ある雨の日に出掛けようとしたとき、初めて異変に気がついた。
地味な傘ばっかりささってる傘立てを華やかにしているはずの一本のピンクの日傘がそこにない。
何故?いつから?ここじゃない家の中のどこかにあるのか?
ないと困る。母親に買ってもらったそれなりの値段がするブランドものの傘である。
失くした?いつ?どこで?
申し訳ない気持ちや、怒られる恐怖や、喪失感、
何より失くした事にすら今まで気がついていなかった自分の脳みそにただ、ただ絶望する。
何故こんなことに。
いつどこで失くしたかもわからないものが、見つかるとは思えない。
もうダメだ。
とりあえずブランド名で検索、財布やら何やらは出てくるけど傘の情報はほとんどないし、
もうダメだ。
この不良品で使い物にならない脳みそをもう一度使って考えてみる。
何処で失くしたか。
基本的に折り畳み傘を使うし、自転車での移動が多い。
この3つが忘れる可能性が高いと思われる。特に前二つが可能性として考えやすい。
最寄り駅沿線が一番可能性が高い。
鉄道会社のホームページを見ると3日保管後、警視庁遺失物センターに保管されるとある。

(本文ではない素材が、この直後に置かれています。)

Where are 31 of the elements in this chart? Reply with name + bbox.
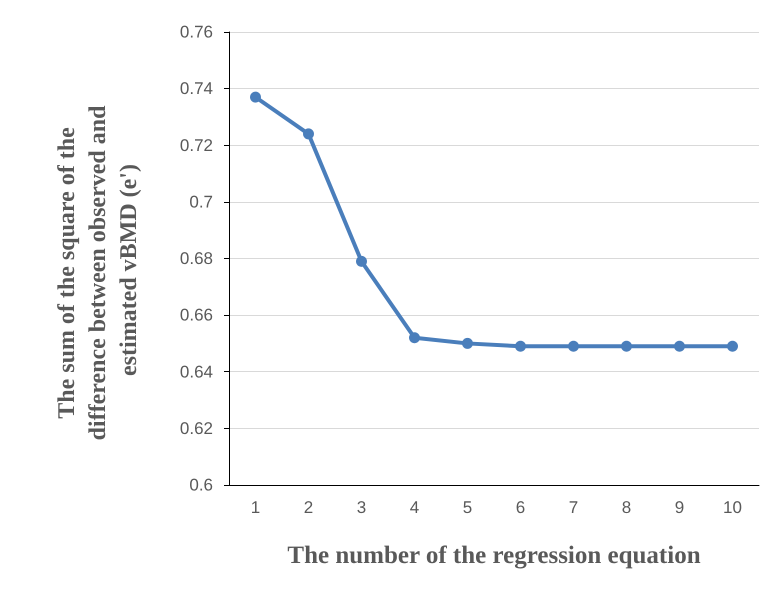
- x-tick-label: 2: [304, 498, 314, 517]
- point: [462, 338, 473, 349]
- point: [303, 128, 314, 140]
- x-tick-label: 9: [674, 498, 684, 517]
- x-tick-label: 3: [356, 498, 366, 517]
- point: [727, 340, 738, 352]
- x-tick-label: 1: [250, 498, 260, 517]
- point: [621, 340, 632, 352]
- y-tick-label: 0.74: [180, 79, 213, 98]
- y-tick-label: 0.72: [180, 136, 213, 155]
- point: [409, 332, 420, 344]
- y-tick-label: 0.68: [180, 249, 213, 268]
- x-axis-title: The number of the regression equation: [287, 542, 701, 569]
- y-tick-label: 0.6: [189, 476, 213, 494]
- x-tick-label: 6: [516, 498, 526, 517]
- point: [568, 340, 579, 352]
- y-tick-label: 0.64: [180, 362, 213, 382]
- point: [356, 256, 367, 267]
- y-tick-label: 0.76: [180, 22, 213, 42]
- point: [250, 92, 261, 103]
- y-tick-label: 0.7: [189, 192, 213, 212]
- x-tick-label: 4: [410, 498, 420, 517]
- x-tick-label: 10: [723, 498, 742, 517]
- x-tick-label: 7: [568, 498, 578, 517]
- point: [674, 340, 685, 352]
- x-tick-label: 5: [462, 498, 472, 517]
- point: [515, 340, 526, 352]
- x-tick-label: 8: [622, 498, 632, 517]
- y-tick-label: 0.66: [180, 306, 213, 325]
- y-axis-title: The sum of the square of the difference between observed and estimated vBMD (e'): [54, 100, 142, 440]
- y-tick-label: 0.62: [180, 418, 213, 438]
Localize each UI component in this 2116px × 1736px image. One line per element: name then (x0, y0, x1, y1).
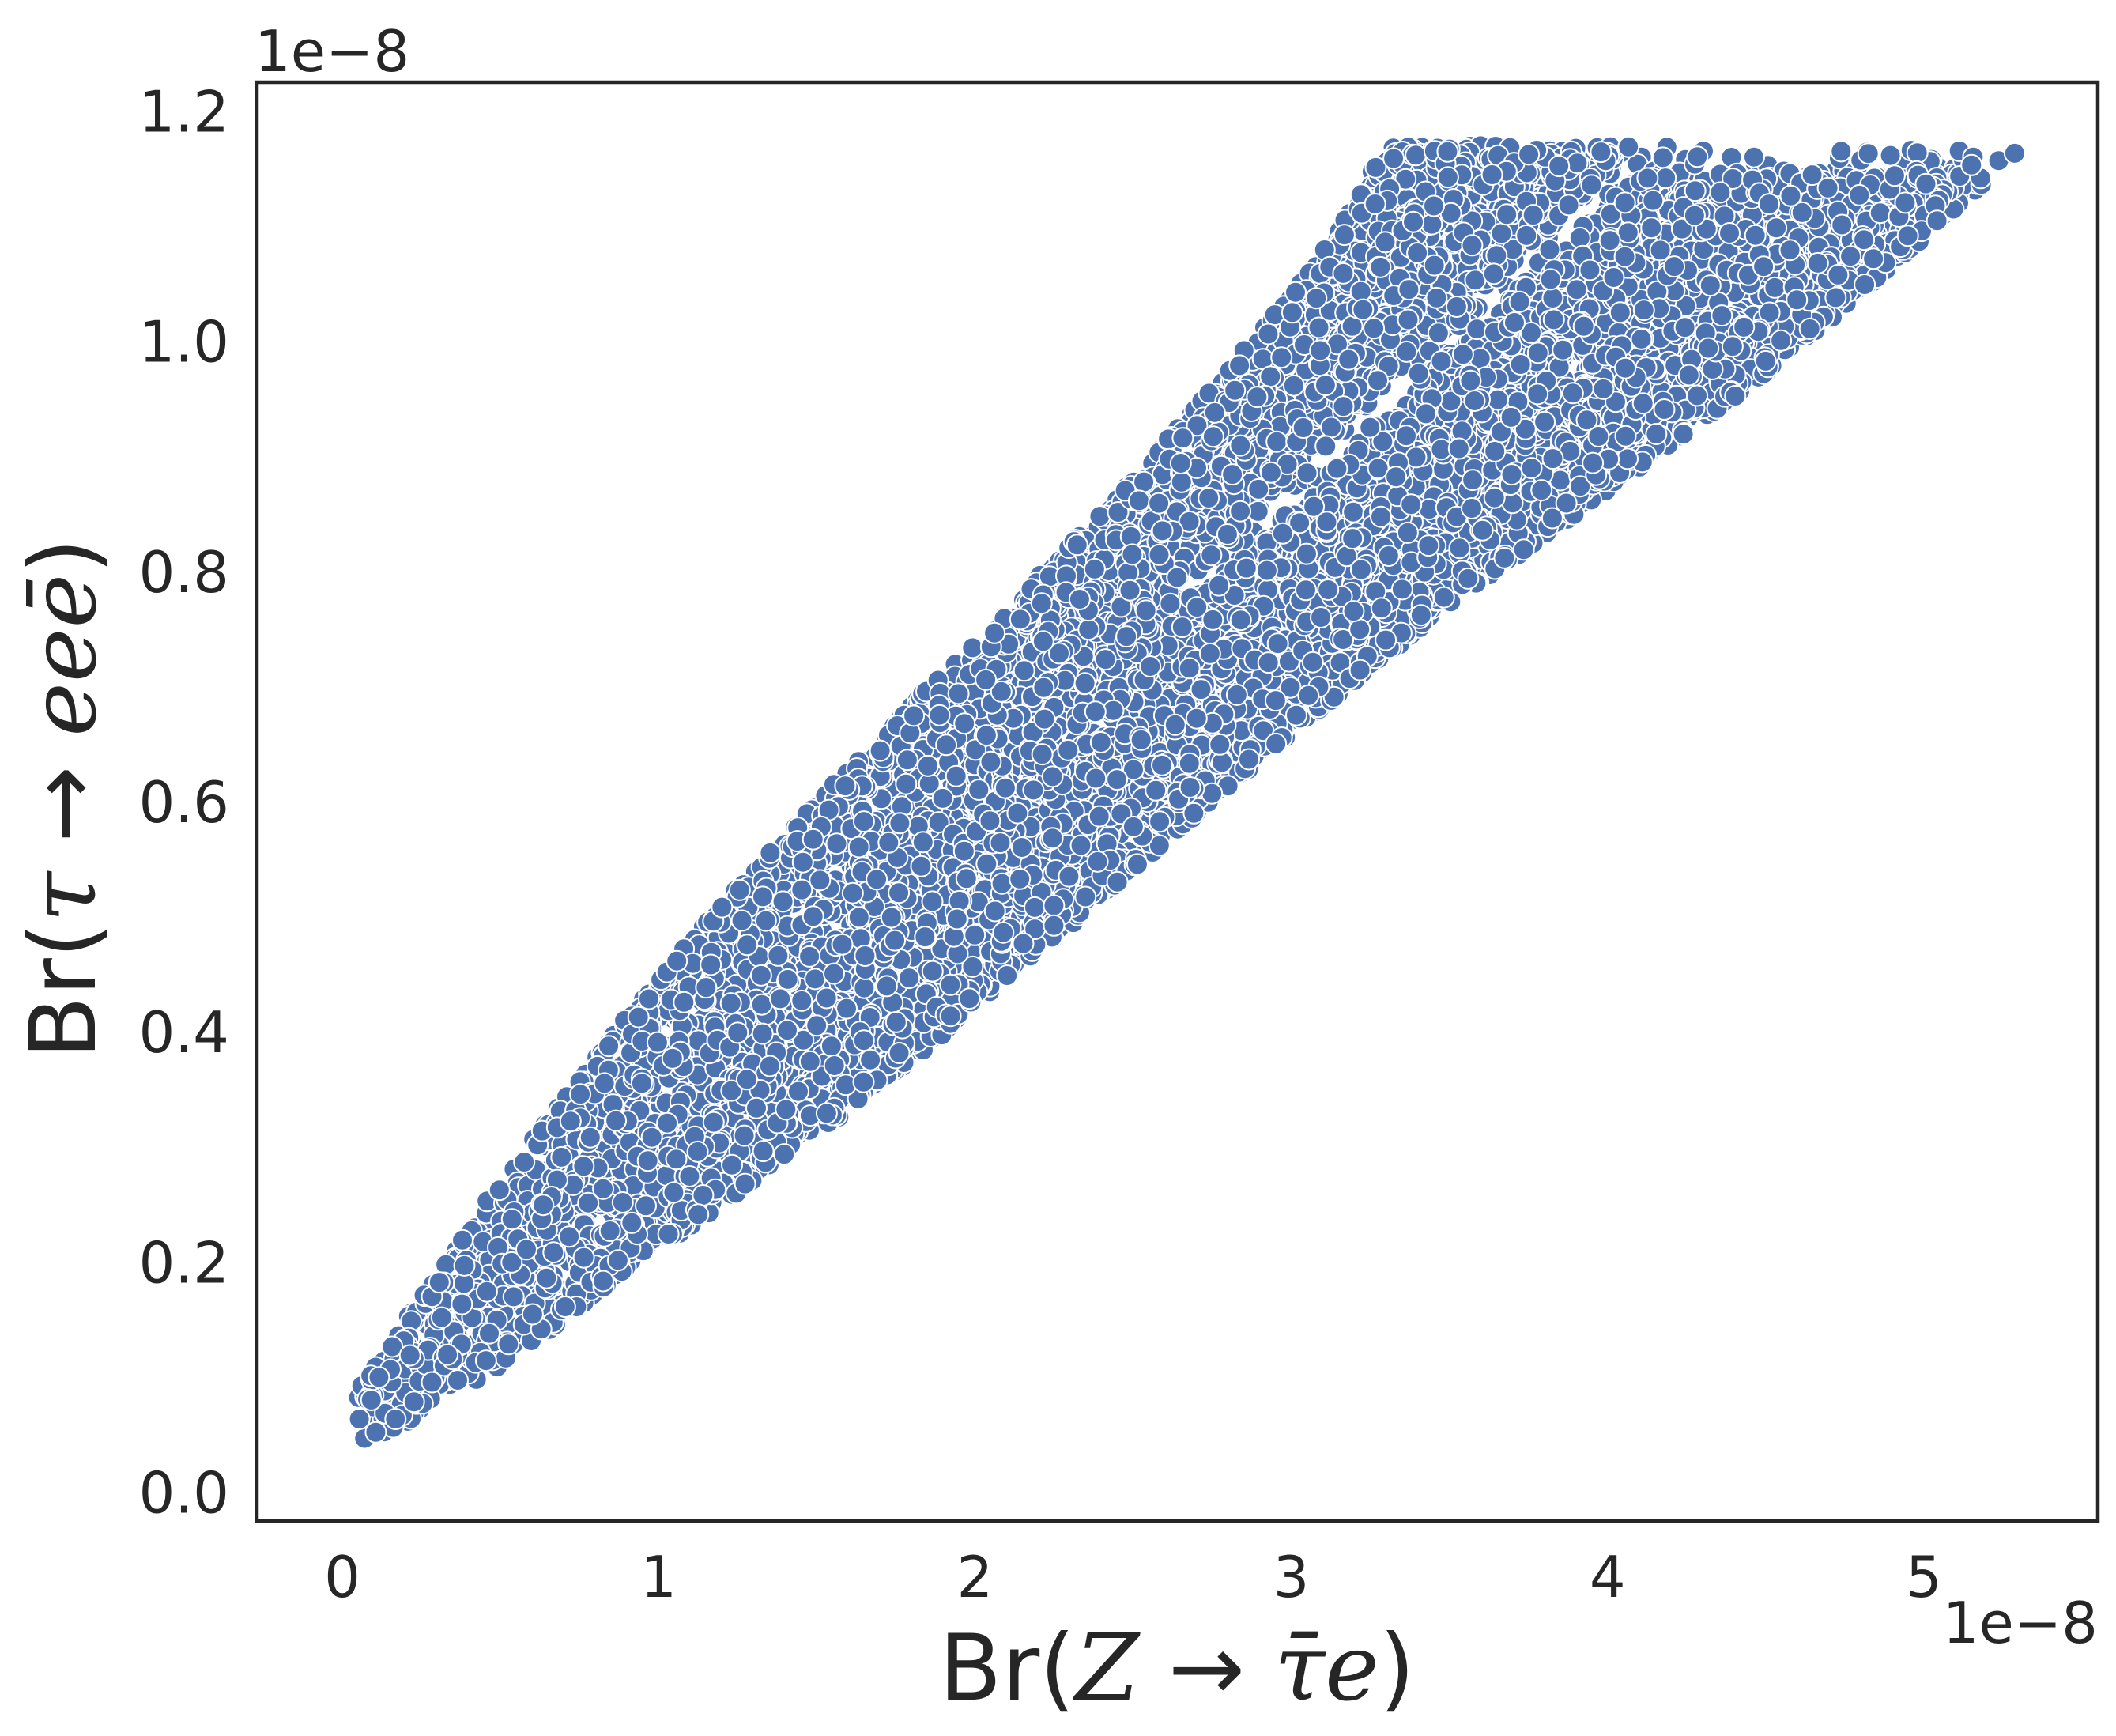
scatter-point (1879, 144, 1902, 167)
scatter-points (347, 134, 2026, 1450)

警視庁遺失物センター…どこで落としたとしても最終的にそこに集まるのか?
だとしたら最初からそこに問い合わせれば事足りるのではないか。
なんせこの大都会東京のあらゆる場所からの遺失物が集まるところなんでしょ??
傘なんて何万本あるんだ?
もう一つの可能性、よく使うバス会社のホームページを見てみる。
遺失物は営業所で保管。営業所は近いぞ!とりあえず営業所に行ってみるか近いし。
窓口が非常に狭い。客が2人いたら満員である。
窓口のお兄さんに用件を伝えると奥にいったっきり暫く出てこない。
「いつ頃失くされました?」
「色は?」
「ピンクです」
ああ、ごめんなさいごめんなさいもういいです諦めます
「あの、ない、ですよね?」
「いや…」
(いや?)
「一件だけそれっぽいのがあるんですよね。骨は多いですか?」
骨の本数なんて覚えちゃいないが(聞かれるとは思わなかった)
「なるほどね」
骨の本数なんて記録してるんだろうか。特徴のポイントとしては盲点だった。
「30日に届けられたもので、日傘じゃなくて普通の傘として届けられてるのですが、取手が薄茶色で、リボンの留め具が付いていませんか?」
!!こっちが伝えてない特徴が出てきたぞ!これは期待できるかもしれない。しかし30日って!全然違うじゃないか自分!
「そうです!」
「警察署に届けてあるのですが、結構前なので、さらにそこから飯田橋の遺失物センターに送られてるかもしれません。とりあえず問い合わせてください。」
受領番号、管理番号、警察署の電話番号が書かれた手書きのメモをくれた。ありがとうお兄さんありがとう。
しかしこれが本当に私のものじゃなかったら?また振り出しに戻る事になる。まだ喜べない。
ここは電話するスペースもないし、天気も悪かったから、駅まで行ってから警察署に電話をかけてみる。
若い女の人の声で、たどたどしく対応してくれた。即刻伺うことにした。
警察署に行くのは免許証の住所変更のときに来て以来である。確かに遺失物コーナーみたいなのがある。
ほいさ、と出てきた傘は私が求めていたそれである。おまえこんなところにいたのか!放っていてゴメンよ!
遺失物届出書っていうのと、受領書っていうのの2つの書類を書かされた。
この遺失物届出書っていうのを書くのがまず最初にやるべきことだったのかもしれない。
やがて雨が止み、傘を2本持って街を歩くボケ女の姿がそこにあった。
我が家の傘立てに華が戻った。
長い。三行でよろ。
飯田橋の遺失物センターに似たものがあると言われて喜び勇んで行ったら 全然違う物が出て来て凹んで帰ったことあるわw 元増田の傘は見つかってよかったね
元増田です。ありがとうございます。 一旦喜んだ後に、違ってたら落差が辛いですね。 自分は幸運だったと思います。バス会社の人に感謝。